In CLRS, the recurrence solution to the rod cutting problem is:

rn = max (pn, r1+rn-1,...,rn-1+r1)

This recurrence is pretty clear and I understood it.

However, I am facing difficulty in understanding the simpler version of this recurrence provided in the book, which is:

rn = max1<=i<=n(pi + rn-i) , where pi is the cost of piece of length i.

I don't understand, how this recurrence is similar to the first recurrence. To me the second recurrence may miss the optimal solution as we are not considering the optimal cost of first cut (we are simply taking it's normal price).

Shouldn't we always consider the optimize cost of the both sides like the first equation?

3
algorithmoptimization

3 Answers

2
votes

Here is the reasoning.

An optimal cut must include a piece of some length i. That piece will be sold for price pi. You will then cut the rest of the rod into other pieces, and can do no better than to cut it optimally.
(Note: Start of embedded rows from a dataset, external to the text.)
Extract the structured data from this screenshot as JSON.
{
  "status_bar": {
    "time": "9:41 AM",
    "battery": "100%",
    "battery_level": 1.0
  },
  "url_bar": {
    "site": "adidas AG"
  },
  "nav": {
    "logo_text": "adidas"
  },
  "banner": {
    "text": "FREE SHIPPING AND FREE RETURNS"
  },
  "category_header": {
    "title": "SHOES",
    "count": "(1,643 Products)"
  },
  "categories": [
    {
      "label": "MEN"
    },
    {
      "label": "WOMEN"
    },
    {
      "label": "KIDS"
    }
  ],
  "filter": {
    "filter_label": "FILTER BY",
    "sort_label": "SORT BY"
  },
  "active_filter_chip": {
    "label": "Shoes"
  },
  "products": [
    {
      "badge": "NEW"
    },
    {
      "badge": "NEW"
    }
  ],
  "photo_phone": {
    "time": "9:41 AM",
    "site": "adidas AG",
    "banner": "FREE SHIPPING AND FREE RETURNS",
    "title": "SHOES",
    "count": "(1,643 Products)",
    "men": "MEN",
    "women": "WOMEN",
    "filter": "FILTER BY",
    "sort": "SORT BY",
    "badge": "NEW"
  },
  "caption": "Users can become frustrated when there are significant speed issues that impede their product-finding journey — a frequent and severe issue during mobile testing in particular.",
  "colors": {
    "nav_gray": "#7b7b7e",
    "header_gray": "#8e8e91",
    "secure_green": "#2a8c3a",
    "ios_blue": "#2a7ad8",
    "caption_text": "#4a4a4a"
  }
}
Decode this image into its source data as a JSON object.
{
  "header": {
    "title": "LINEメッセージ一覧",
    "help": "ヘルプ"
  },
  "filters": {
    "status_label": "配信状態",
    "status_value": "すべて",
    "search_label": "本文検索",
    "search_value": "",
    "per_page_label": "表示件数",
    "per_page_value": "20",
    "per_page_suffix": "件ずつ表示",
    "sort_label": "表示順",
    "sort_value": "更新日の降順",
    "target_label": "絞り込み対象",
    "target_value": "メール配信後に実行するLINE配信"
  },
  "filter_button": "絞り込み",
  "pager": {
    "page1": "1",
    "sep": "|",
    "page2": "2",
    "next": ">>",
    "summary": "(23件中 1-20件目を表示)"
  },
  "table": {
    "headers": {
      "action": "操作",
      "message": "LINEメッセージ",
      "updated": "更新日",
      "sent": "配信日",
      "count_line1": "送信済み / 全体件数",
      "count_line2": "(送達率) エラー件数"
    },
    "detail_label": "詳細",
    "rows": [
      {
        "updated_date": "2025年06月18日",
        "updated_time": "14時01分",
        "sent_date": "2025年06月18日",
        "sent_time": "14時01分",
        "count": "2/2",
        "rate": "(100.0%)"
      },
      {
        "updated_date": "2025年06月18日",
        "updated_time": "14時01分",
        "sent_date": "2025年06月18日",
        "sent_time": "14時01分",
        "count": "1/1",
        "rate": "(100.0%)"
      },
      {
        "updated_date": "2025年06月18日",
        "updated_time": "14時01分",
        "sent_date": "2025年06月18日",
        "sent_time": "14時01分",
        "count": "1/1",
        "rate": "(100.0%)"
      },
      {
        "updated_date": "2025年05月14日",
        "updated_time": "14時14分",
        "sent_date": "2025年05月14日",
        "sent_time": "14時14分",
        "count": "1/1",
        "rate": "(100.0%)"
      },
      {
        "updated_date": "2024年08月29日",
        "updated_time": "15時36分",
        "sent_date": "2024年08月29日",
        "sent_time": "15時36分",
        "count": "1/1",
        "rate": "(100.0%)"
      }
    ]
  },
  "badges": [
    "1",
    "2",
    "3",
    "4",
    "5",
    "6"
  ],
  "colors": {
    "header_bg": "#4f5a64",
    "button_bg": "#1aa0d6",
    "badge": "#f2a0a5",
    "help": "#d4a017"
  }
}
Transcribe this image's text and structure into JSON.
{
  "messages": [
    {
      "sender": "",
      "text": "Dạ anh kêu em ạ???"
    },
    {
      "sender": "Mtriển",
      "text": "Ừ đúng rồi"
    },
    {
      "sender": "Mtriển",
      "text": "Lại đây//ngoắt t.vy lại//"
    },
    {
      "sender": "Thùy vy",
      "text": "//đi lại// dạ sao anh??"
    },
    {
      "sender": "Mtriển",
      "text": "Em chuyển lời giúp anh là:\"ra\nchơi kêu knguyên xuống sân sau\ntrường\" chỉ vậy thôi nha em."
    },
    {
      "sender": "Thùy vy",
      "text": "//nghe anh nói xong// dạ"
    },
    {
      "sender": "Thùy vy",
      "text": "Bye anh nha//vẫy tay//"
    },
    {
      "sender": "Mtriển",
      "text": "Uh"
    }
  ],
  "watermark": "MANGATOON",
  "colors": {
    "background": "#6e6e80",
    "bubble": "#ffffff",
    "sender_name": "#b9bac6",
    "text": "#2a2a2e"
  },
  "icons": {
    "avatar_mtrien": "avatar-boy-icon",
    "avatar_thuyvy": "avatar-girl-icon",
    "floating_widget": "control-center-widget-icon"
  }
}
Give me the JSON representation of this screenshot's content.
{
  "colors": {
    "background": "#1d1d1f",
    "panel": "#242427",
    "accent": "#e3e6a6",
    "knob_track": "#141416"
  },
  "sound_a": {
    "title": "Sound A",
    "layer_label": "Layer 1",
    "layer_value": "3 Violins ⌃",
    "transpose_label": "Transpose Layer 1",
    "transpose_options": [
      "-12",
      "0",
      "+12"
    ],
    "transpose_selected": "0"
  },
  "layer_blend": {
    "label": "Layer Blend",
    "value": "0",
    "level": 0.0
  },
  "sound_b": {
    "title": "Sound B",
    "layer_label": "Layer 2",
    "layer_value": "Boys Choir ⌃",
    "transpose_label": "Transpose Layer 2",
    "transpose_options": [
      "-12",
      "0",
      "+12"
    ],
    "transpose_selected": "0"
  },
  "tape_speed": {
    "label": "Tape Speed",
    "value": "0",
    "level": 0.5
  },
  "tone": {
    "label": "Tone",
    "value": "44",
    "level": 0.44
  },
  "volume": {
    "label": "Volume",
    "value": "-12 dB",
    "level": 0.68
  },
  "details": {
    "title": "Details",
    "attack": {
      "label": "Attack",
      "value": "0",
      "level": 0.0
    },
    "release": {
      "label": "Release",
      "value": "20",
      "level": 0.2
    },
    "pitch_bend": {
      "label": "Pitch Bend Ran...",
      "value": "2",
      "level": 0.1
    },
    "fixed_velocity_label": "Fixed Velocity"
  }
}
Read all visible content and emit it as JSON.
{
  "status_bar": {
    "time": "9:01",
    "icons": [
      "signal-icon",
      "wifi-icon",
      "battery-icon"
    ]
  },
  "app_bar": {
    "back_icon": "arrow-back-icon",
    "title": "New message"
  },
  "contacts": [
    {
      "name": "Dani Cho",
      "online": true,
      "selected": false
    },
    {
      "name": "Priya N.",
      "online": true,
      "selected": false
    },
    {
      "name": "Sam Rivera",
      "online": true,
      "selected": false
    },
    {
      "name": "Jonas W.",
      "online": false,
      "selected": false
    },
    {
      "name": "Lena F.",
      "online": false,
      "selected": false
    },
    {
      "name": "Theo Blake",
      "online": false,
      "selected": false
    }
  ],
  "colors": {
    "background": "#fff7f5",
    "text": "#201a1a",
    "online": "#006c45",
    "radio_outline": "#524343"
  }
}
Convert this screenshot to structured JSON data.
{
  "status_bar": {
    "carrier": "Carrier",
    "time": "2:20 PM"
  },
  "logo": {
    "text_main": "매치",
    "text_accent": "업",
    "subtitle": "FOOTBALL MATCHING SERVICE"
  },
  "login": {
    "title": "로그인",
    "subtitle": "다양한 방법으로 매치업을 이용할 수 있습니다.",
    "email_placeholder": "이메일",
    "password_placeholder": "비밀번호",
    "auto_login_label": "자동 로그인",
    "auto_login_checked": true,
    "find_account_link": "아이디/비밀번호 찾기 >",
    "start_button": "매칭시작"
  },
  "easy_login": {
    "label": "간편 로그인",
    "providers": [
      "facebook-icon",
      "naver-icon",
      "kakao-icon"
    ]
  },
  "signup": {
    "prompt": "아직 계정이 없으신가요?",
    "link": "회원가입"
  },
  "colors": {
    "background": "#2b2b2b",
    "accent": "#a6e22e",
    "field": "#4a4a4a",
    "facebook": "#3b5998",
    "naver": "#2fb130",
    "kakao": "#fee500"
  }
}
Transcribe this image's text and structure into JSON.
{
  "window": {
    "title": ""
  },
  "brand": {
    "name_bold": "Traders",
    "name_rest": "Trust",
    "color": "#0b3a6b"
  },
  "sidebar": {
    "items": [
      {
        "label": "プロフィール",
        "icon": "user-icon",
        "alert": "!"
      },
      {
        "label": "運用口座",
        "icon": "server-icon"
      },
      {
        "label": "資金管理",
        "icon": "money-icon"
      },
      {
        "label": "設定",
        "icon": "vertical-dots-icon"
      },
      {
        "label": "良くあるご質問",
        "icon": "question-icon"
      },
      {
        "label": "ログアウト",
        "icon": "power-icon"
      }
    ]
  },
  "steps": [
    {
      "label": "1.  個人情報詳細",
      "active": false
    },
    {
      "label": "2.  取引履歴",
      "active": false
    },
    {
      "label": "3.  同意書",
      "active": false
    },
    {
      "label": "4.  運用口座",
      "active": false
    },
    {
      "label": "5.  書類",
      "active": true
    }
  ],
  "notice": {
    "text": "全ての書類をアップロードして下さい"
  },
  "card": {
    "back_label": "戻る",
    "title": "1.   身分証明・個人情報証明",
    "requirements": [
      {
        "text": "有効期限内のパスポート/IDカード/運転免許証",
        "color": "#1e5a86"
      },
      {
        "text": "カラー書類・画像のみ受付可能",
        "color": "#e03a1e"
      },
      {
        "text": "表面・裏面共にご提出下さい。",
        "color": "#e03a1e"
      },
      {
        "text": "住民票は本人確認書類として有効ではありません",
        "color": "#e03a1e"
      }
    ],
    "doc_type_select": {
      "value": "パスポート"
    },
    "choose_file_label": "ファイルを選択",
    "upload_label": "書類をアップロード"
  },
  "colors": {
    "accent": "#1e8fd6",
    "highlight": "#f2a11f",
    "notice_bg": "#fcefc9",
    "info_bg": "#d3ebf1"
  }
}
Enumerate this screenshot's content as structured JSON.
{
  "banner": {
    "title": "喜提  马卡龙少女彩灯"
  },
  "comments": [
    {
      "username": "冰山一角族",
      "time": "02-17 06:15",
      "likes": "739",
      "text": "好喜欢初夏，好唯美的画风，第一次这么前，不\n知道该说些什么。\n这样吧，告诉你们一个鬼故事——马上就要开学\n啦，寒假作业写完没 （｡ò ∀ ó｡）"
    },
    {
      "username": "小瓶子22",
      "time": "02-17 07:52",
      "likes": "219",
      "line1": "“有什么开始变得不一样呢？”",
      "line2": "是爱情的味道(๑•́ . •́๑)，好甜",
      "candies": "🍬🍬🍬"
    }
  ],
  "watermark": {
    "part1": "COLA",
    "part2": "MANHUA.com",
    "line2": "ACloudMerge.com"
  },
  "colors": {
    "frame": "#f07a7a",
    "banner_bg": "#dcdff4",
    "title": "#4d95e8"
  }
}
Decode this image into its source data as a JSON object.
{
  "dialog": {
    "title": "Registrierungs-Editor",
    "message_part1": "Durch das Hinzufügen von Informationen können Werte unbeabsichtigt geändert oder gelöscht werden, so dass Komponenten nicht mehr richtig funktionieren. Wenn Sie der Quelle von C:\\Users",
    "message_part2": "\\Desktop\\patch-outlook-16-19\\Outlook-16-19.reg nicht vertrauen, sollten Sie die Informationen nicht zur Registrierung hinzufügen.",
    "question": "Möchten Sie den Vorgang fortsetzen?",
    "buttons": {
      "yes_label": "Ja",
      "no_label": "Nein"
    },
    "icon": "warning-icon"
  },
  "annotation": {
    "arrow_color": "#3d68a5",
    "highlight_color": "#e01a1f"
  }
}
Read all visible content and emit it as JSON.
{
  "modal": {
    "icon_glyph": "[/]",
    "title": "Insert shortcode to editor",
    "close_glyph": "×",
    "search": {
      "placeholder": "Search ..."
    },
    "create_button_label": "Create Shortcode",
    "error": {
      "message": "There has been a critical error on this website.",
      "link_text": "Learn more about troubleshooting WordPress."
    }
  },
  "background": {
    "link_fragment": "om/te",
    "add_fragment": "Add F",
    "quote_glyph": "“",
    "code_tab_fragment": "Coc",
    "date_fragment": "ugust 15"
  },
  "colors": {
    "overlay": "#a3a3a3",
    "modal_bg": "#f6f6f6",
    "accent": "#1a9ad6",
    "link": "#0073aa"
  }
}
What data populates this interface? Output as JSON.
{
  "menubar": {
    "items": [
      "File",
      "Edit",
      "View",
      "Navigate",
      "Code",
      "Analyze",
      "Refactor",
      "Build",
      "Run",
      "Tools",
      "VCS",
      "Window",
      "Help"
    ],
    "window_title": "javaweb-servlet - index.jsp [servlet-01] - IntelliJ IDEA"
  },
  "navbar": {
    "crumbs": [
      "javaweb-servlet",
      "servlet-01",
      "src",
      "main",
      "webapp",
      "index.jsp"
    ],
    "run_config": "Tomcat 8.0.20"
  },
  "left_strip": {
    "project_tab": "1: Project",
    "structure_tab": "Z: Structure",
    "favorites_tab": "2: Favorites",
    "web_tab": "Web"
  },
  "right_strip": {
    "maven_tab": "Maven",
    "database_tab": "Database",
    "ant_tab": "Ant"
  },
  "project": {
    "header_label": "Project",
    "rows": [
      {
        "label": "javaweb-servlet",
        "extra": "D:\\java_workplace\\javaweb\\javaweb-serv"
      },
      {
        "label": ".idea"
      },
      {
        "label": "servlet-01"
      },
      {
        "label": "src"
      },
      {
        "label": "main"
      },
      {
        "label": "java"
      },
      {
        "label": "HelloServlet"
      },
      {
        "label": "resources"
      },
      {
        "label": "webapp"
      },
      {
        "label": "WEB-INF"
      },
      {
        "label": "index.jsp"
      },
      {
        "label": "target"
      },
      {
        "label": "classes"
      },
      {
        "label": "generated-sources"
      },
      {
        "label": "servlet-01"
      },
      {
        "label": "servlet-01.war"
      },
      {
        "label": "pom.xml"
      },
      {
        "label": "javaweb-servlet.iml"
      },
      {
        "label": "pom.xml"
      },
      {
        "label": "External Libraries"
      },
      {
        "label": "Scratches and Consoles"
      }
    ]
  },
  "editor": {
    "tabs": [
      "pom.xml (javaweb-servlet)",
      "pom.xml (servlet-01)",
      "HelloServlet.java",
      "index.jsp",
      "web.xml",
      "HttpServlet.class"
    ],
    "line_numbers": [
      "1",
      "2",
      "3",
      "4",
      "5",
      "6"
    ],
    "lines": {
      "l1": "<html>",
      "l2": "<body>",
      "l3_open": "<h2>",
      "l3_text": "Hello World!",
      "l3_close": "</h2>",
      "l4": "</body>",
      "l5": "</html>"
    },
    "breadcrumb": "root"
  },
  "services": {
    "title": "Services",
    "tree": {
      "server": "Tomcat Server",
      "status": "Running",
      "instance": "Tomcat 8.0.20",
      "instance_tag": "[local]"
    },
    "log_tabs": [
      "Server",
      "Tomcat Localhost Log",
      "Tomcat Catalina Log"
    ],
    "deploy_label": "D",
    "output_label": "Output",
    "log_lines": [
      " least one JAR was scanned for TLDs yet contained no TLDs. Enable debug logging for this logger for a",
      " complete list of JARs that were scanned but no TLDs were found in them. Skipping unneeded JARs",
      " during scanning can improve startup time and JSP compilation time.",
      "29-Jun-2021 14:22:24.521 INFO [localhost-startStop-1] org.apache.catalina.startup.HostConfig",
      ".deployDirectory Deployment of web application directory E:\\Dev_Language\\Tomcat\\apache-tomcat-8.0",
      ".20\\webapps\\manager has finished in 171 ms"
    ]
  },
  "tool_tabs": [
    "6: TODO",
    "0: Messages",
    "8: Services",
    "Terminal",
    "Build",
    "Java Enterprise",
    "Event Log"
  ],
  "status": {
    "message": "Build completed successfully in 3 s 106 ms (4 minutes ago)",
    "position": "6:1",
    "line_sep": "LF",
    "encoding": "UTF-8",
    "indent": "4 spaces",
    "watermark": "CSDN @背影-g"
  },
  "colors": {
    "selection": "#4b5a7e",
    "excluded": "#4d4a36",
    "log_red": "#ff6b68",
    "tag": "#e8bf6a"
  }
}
Therefore we just need to find ONE of the pieces in the cut. Recursion will take care of figuring out the rest.

And that is exactly what the simpler recurrence does.

0
votes

Though this reply is late. I anyway thought of posting it because I got confused along the same lines.

I think the confusion arises when we think of both formulas to be replacement of the other. Though they count the same phenomena, it is done in two different ways:

Let, B(i) = optimal price for cutting a rod of length i units and p(i) = price of a rod of length i units.

Formula 1: B(i) = max(1<=k<=floor(i/2)) {B(k) + B(i-k)} and P(i)

Formula 2: B(i) = max(1<=k<=i) {p(k) + B(i-k)})

Consider a rod of length 4, it can be cut in the following ways :

1) uncut of length 4

2) 3, 1

3) 2, 2

4) 2, 1, 1

5) 1, 3

6) 1, 2, 1

7) 1, 1, 2

8) 1, 1, 1, 1

According to Formula 1:

option 1 corresponds to P(4)

option 2,5,6,7,8 corresponds to B(1) + B(3)

option 3,4,6,7,8 corresponds to B(2) + B(2)

According to Formula 2:

option 1 corresponds to P(4)

option 2 corresponds to P(3) + B(1)

option 3,4 corresponds to P(2) + B(2)

option 5,6,7,8 corresponds to P(1) + B(3)

So to conclude, 1 and 2 are counting the optimal solution but in different ways, where 2 is more compact and makes lesser recursive calls compared to 1.

0
votes

In addition to the explanations given by the others, I would like to point out that the second recursion actually eliminates the common rod cutting sub-problems, such as the rutting a rod of size n=4 at either position i=1 or i=3, i.e., cutting off a one-unit piece from either end.